Carbohydrates for Fueling Exercise
Carbohydrates are an essential macronutrient to fuel your body. When you exercise, your body breaks down a molecule called glucose for energy.
Depending on the intensity and length of your workouts, you may need to consume more or fewer carbohydrates. But as long as you have fuelled your body with some form of healthy carbohydrates, you should feel a little more energized going into your workout. Timing is also important. Eating a light snack 45-60 minutes prior to your workout will help avoid stomach upset.
Foods and Drinks to Consume Before Your Workouts
The carbohydrate source that you choose just before your workout should contain sugars that are immediately available to the body. In other words, these carbs should be easy for the body to metabolize into glucose so that it can be used during your workout.

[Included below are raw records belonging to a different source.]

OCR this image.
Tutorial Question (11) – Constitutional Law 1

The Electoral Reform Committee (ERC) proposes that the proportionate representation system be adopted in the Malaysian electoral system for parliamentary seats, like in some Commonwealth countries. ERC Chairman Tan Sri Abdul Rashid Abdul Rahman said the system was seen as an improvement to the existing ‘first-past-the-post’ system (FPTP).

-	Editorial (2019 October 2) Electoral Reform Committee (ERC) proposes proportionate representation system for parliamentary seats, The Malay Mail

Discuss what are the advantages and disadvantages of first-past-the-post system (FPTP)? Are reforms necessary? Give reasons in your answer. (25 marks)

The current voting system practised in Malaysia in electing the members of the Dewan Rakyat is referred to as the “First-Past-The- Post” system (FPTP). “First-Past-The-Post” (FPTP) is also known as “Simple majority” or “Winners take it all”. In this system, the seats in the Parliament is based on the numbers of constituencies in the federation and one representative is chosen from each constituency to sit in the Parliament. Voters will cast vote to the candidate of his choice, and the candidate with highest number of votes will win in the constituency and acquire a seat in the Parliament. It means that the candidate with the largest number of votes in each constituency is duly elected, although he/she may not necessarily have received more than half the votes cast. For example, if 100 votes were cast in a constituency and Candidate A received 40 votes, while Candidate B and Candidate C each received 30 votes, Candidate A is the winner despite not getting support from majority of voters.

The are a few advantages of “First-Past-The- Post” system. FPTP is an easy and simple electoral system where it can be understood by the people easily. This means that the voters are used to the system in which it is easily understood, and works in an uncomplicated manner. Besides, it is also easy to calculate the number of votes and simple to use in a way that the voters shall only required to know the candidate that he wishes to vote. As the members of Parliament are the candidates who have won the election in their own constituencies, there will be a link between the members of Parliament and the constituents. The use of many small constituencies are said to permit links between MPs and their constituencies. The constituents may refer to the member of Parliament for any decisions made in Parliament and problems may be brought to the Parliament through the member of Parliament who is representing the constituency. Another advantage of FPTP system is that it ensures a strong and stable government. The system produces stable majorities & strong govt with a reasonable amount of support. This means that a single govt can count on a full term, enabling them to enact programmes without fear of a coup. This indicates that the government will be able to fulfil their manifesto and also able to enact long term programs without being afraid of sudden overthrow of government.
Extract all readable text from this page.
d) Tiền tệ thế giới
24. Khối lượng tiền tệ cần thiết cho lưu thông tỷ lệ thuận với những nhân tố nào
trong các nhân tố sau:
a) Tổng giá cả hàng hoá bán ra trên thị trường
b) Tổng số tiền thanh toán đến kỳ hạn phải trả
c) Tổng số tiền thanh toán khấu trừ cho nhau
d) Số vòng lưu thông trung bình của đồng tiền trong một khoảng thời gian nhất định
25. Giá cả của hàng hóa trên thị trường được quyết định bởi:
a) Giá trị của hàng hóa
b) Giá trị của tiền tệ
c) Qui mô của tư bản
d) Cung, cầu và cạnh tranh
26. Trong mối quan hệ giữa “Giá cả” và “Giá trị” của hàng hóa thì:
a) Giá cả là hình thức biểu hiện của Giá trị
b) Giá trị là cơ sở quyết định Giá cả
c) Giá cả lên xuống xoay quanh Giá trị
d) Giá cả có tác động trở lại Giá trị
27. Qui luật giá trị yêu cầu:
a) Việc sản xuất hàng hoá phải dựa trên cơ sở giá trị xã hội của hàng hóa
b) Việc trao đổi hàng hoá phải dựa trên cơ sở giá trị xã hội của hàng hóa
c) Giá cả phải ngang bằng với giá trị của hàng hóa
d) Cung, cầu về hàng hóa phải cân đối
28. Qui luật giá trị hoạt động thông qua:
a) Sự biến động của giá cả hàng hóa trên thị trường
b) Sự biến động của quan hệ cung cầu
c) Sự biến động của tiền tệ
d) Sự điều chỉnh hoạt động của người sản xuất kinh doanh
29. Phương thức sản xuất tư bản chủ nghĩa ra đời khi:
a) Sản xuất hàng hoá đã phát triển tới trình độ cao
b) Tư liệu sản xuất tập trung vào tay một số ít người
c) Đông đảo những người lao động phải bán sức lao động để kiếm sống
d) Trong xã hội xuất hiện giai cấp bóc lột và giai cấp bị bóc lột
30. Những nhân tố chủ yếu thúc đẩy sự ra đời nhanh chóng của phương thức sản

High-carbohydrate foods that can be easily broken down by your digestive system include:
- Banana or apple with peanut butter
- Protein bar or granola bar
- Oats
- Smoothie
- Greek yogurt and fruit
Foods and Drinks to Consume After Your Workouts
Once all of the immediate glucose is used, your body starts to break down your glucose stores (glycogen).
Glycogen is a form of branched carbohydrate that is stored in your liver and skeletal muscles, and it can provide your body with energy during an intense workout.
So, when your workout is done, you need to eat carbohydrates to restore your lost glycogen stores, ready for your next workout. Here are some great foods to consume after your workouts to replenish your lost glycogen stores:
- Chicken and rice
- Potatoes with tuna mayo or baked beans
- Bread with lean meats, cheese, or peanut butter
- Oats with milk and protein powder
- Omelet or scrambled eggs
- Fruit, such as apples and bananas
- Protein shake
Note how these foods are also fairly high in protein. This is because your body needs lots of amino acids to aid in muscle recovery and muscle growth processes. Fuelling your body with enough protein in the post-workout period is particularly important if you’re following a resistance training program to aid muscle protein synthesis.